Michael Levine, MD, is a medical toxicologist at the Banner Poison and Drug Information Center.
Question: I like to hike, only sometimes I find myself a little closer to rattlesnakes than I would like. What steps can I take to stay safe?
Answer: It's great to hike, but one must be aware of surroundings. In general, snakes are not going to attack unless they feel threatened. Occasionally, people unintentionally step too close to a snake and get bitten. Far too often, however, people see a snake and try to move it off the path or capture it. When this happens, the snake feels threatened and is likely to bite.
The most important thing to do if you see a snake is walk away. Don't approach the snake or try to step over it.

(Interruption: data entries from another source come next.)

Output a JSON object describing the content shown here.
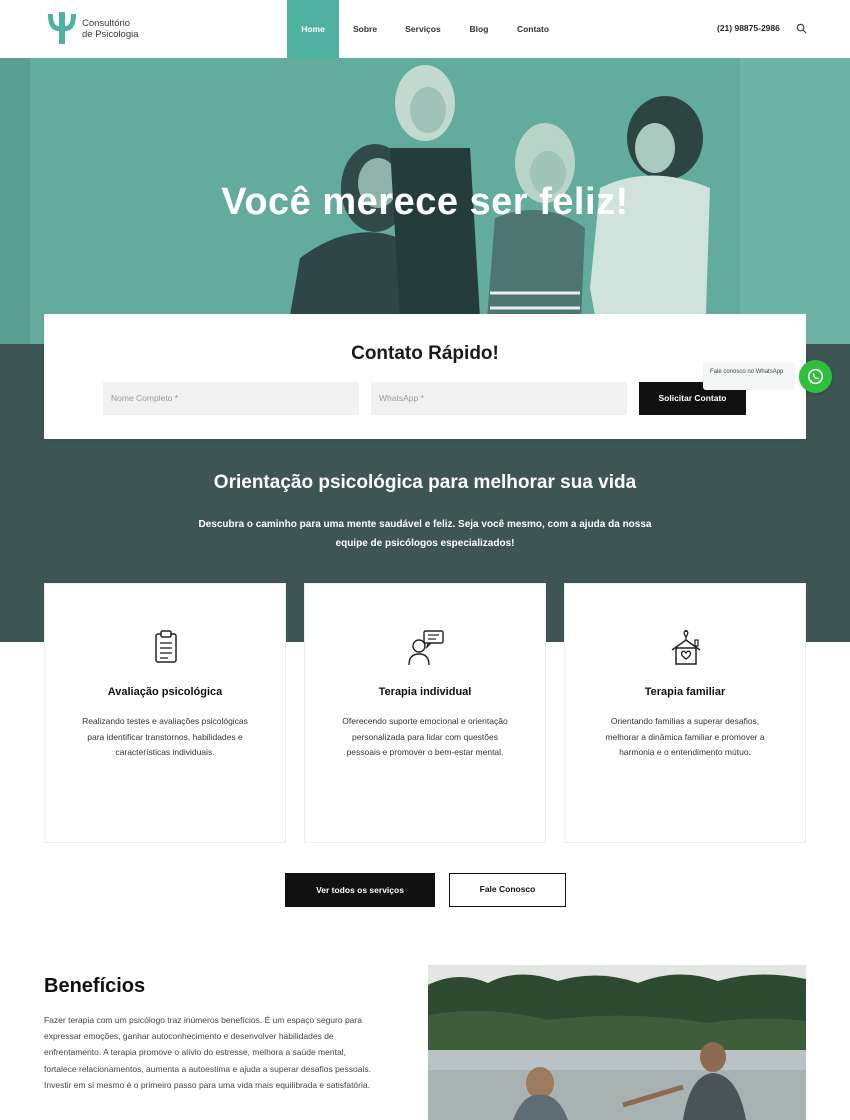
{
  "header": {
    "logo_line1": "Consultório",
    "logo_line2": "de Psicologia",
    "nav": [
      "Home",
      "Sobre",
      "Serviços",
      "Blog",
      "Contato"
    ],
    "phone": "(21) 98875-2986"
  },
  "hero": {
    "title": "Você merece ser feliz!"
  },
  "contact": {
    "title": "Contato Rápido!",
    "name_placeholder": "Nome Completo *",
    "whatsapp_placeholder": "WhatsApp *",
    "submit_label": "Solicitar Contato"
  },
  "whatsapp": {
    "tooltip": "Fale conosco no WhatsApp"
  },
  "orientation": {
    "title": "Orientação psicológica para melhorar sua vida",
    "text": "Descubra o caminho para uma mente saudável e feliz. Seja você mesmo, com a ajuda da nossa equipe de psicólogos especializados!"
  },
  "services": [
    {
      "icon": "clipboard-icon",
      "title": "Avaliação psicológica",
      "desc": "Realizando testes e avaliações psicológicas para identificar transtornos, habilidades e características individuais."
    },
    {
      "icon": "person-chat-icon",
      "title": "Terapia individual",
      "desc": "Oferecendo suporte emocional e orientação personalizada para lidar com questões pessoais e promover o bem-estar mental."
    },
    {
      "icon": "family-home-icon",
      "title": "Terapia familiar",
      "desc": "Orientando famílias a superar desafios, melhorar a dinâmica familiar e promover a harmonia e o entendimento mútuo."
    }
  ],
  "buttons": {
    "all_services": "Ver todos os serviços",
    "contact_us": "Fale Conosco"
  },
  "benefits": {
    "title": "Benefícios",
    "text": "Fazer terapia com um psicólogo traz inúmeros benefícios. É um espaço seguro para expressar emoções, ganhar autoconhecimento e desenvolver habilidades de enfrentamento. A terapia promove o alívio do estresse, melhora a saúde mental, fortalece relacionamentos, aumenta a autoestima e ajuda a superar desafios pessoais. Investir em si mesmo é o primeiro passo para uma vida mais equilibrada e satisfatória."
  },
  "colors": {
    "accent": "#4fb1a0",
    "dark_band": "#3d5553",
    "whatsapp": "#30bf3c"
  }
}
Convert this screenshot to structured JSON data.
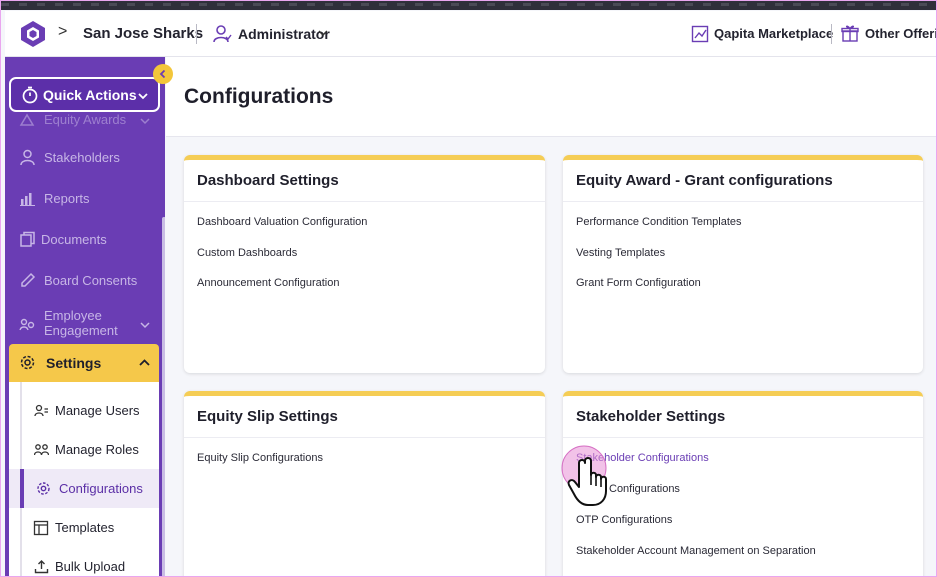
{
  "header": {
    "company": "San Jose Sharks",
    "role": "Administrator",
    "marketplace": "Qapita Marketplace",
    "other": "Other Offerin"
  },
  "sidebar": {
    "quick_actions": "Quick Actions",
    "items": [
      {
        "label": "Equity Awards",
        "icon": "award-icon"
      },
      {
        "label": "Stakeholders",
        "icon": "person-icon"
      },
      {
        "label": "Reports",
        "icon": "bar-chart-icon"
      },
      {
        "label": "Documents",
        "icon": "documents-icon"
      },
      {
        "label": "Board Consents",
        "icon": "pen-icon"
      },
      {
        "label": "Employee Engagement",
        "icon": "engagement-icon"
      }
    ],
    "settings": "Settings",
    "settings_items": [
      {
        "label": "Manage Users",
        "icon": "users-icon"
      },
      {
        "label": "Manage Roles",
        "icon": "roles-icon"
      },
      {
        "label": "Configurations",
        "icon": "gear-icon",
        "active": true
      },
      {
        "label": "Templates",
        "icon": "template-icon"
      },
      {
        "label": "Bulk Upload",
        "icon": "upload-icon"
      }
    ]
  },
  "page": {
    "title": "Configurations"
  },
  "cards": [
    {
      "title": "Dashboard Settings",
      "links": [
        "Dashboard Valuation Configuration",
        "Custom Dashboards",
        "Announcement Configuration"
      ]
    },
    {
      "title": "Equity Award - Grant configurations",
      "links": [
        "Performance Condition Templates",
        "Vesting Templates",
        "Grant Form Configuration"
      ]
    },
    {
      "title": "Equity Slip Settings",
      "links": [
        "Equity Slip Configurations"
      ]
    },
    {
      "title": "Stakeholder Settings",
      "links": [
        "Stakeholder Configurations",
        "Configurations",
        "OTP Configurations",
        "Stakeholder Account Management on Separation"
      ]
    }
  ],
  "colors": {
    "brand_purple": "#6a3db4",
    "accent_yellow": "#f5cd55",
    "cursor_highlight": "#e88fd6"
  }
}
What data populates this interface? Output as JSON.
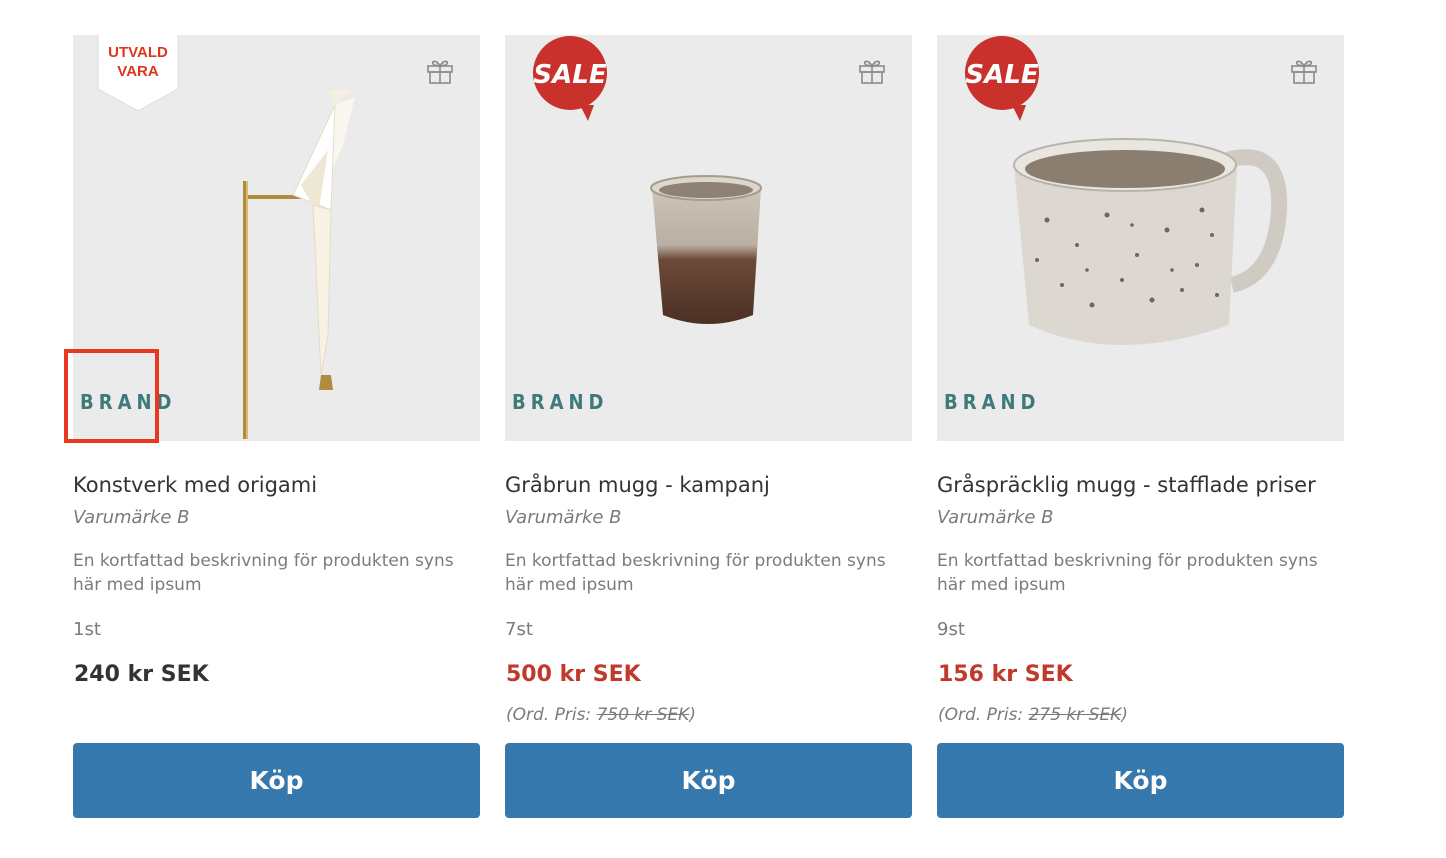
{
  "products": [
    {
      "badge_lines": [
        "UTVALD",
        "VARA"
      ],
      "brand_logo": "BRAND",
      "title": "Konstverk med origami",
      "vendor": "Varumärke B",
      "description": "En kortfattad beskrivning för produkten syns här med ipsum",
      "stock": "1st",
      "price": "240 kr SEK",
      "buy_label": "Köp"
    },
    {
      "badge": "SALE",
      "brand_logo": "BRAND",
      "title": "Gråbrun mugg - kampanj",
      "vendor": "Varumärke B",
      "description": "En kortfattad beskrivning för produkten syns här med ipsum",
      "stock": "7st",
      "price": "500 kr SEK",
      "ord_prefix": "(Ord. Pris: ",
      "ord_price": "750 kr SEK",
      "ord_suffix": ")",
      "buy_label": "Köp"
    },
    {
      "badge": "SALE",
      "brand_logo": "BRAND",
      "title": "Gråspräcklig mugg - stafflade priser",
      "vendor": "Varumärke B",
      "description": "En kortfattad beskrivning för produkten syns här med ipsum",
      "stock": "9st",
      "price": "156 kr SEK",
      "ord_prefix": "(Ord. Pris: ",
      "ord_price": "275 kr SEK",
      "ord_suffix": ")",
      "buy_label": "Köp"
    }
  ],
  "colors": {
    "buy_button": "#3478ae",
    "sale_price": "#c0392b",
    "sale_badge": "#c8312c",
    "brand_logo": "#3f7a78",
    "highlight_box": "#e8391f"
  },
  "icons": [
    "gift-icon",
    "sale-badge",
    "featured-badge"
  ]
}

Ideally, you should wear hiking boots and long pants, but be sure to drink plenty of liquids so you don't get dehydrated. These steps will reduce the chances of getting envenomed if the snake does try to bite you.
Do not apply ice to the bite. Don't cut the bite or try to suck out the venom. Do not try to capture the snake; the hospital does not need identification of the snake to determine if antivenom will be given. Don't restrict blood flow in any manner. If bitten on the hand, remove all jewelry from the bite area as soon as possible, as dramatic swelling will occur.
It is important that you carry a cellphone. If you are able to move, make your way back to your transportation and call poison control at (800) 222-1222. If you are mid-hike and are not mobile enough to relocate, move away from the snake and call 911.
Rattlesnake bites can be very painful and also cause you to become quite ill, but with prompt medical care, they are rarely fatal.